Gregorio se dio cuenta de que el padre había interpretado mal la
escueta información de Greta y sospechaba que Gregorio había hecho
uso de algún acto violento. Por eso ahora tenía que intentar apaciguar al
padre, porque para darle explicaciones no tenía ni el tiempo ni la
posibilidad. Así pues, Gregorio se precipitó hacia la puerta de su
habitación y se apretó contra ella para que el padre, ya desde el
momento en que entrase en el vestíbulo, viese que Gregorio tenía la
más sana intención de regresar inmediatamente a su habitación, y que
no era necesario hacerle retroceder, sino que sólo hacía falta abrir la
puerta e inmediatamente desaparecería. Pero el padre no estaba en
situación de advertir tales sutilezas.
-¡Ah! -gritó al entrar, en un tono como si al mismo tiempo estuviese
furioso y contento. Gregorio retiró la cabeza de la puerta y la levantó
hacia el padre. Nunca se hubiese imaginado así al padre, tal y como
estaba allí; bien es verdad que en los últimos tiempos, puesta su
atención en arrastrarse por todas partes, había perdido la ocasión de
preocuparse como antes de los asuntos que ocurrían en el resto de la
casa, y tenía realmente que haber estado preparado para encontrar las
circunstancias cambiadas. Aun así, aun así. ¿Era este todavía el padre?

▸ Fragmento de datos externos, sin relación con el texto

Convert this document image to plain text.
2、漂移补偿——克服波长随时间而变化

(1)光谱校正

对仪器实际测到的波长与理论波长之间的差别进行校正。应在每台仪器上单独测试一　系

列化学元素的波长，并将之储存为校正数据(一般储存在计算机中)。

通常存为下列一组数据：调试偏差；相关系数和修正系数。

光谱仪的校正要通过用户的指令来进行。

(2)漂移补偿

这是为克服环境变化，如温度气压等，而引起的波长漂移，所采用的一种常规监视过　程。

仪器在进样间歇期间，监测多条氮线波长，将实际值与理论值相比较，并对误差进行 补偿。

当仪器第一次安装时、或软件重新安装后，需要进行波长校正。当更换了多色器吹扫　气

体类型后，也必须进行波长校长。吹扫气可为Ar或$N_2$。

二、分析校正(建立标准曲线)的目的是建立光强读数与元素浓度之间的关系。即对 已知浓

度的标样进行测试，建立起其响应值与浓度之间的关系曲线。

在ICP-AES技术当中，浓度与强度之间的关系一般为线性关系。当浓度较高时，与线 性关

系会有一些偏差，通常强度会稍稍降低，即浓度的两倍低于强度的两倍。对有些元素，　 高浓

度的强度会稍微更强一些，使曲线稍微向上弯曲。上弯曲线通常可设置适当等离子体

¿El mismo hombre que yacía sepultado en la cama, cuando, en otros
tiempos, Gregorio salía en viaje de negocios? ¿El mismo hombre que, la
tarde en que volvía, le recibía en bata sentado en su sillón, y que no
estaba en condiciones de levantarse, sino que, como señal de alegría,
sólo levantaba los brazos hacia él? ¿El mismo hombre que, durante los
poco frecuentes paseos en común, un par de domingos al año o en las
festividades más importantes, se abría paso hacia delante entre
Gregorio y la madre, que ya de por sí andaban despacio, aún más
despacio que ellos, envuelto en su viejo abrigo, siempre apoyando con
cuidado el bastón, y que, cuando quería decir algo, casi siempre se
quedaba parado y congregaba a sus acompañantes a su alrededor? Pero
ahora estaba muy derecho, vestido con un rígido uniforme azul con
botones, como los que llevan los ordenanzas de los bancos; por encima
del cuello alto y tieso de la chaqueta sobresalía su gran papada; por
debajo de las pobladas cejas se abría paso la mirada, despierta y atenta,
de unos ojos negros. El cabello blanco, en otro tiempo desgreñado,
estaba ahora ordenado en un peinado a raya brillante y exacto. Arrojó
su gorra, en la que había bordado un monograma dorado,
probablemente el de un banco, sobre el canapé a través de la habitación
formando un arco, y se dirigió hacia Gregorio con el rostro enconado,
las puntas de la larga chaqueta del uniforme echadas hacia atrás, y las
manos en los bolsillos del pantalón. Probablemente ni él mismo sabía lo
que iba a hacer, sin embargo levantaba los pies a una altura desusada y
Gregorio se asombró del tamaño enorme de las suelas de sus botas.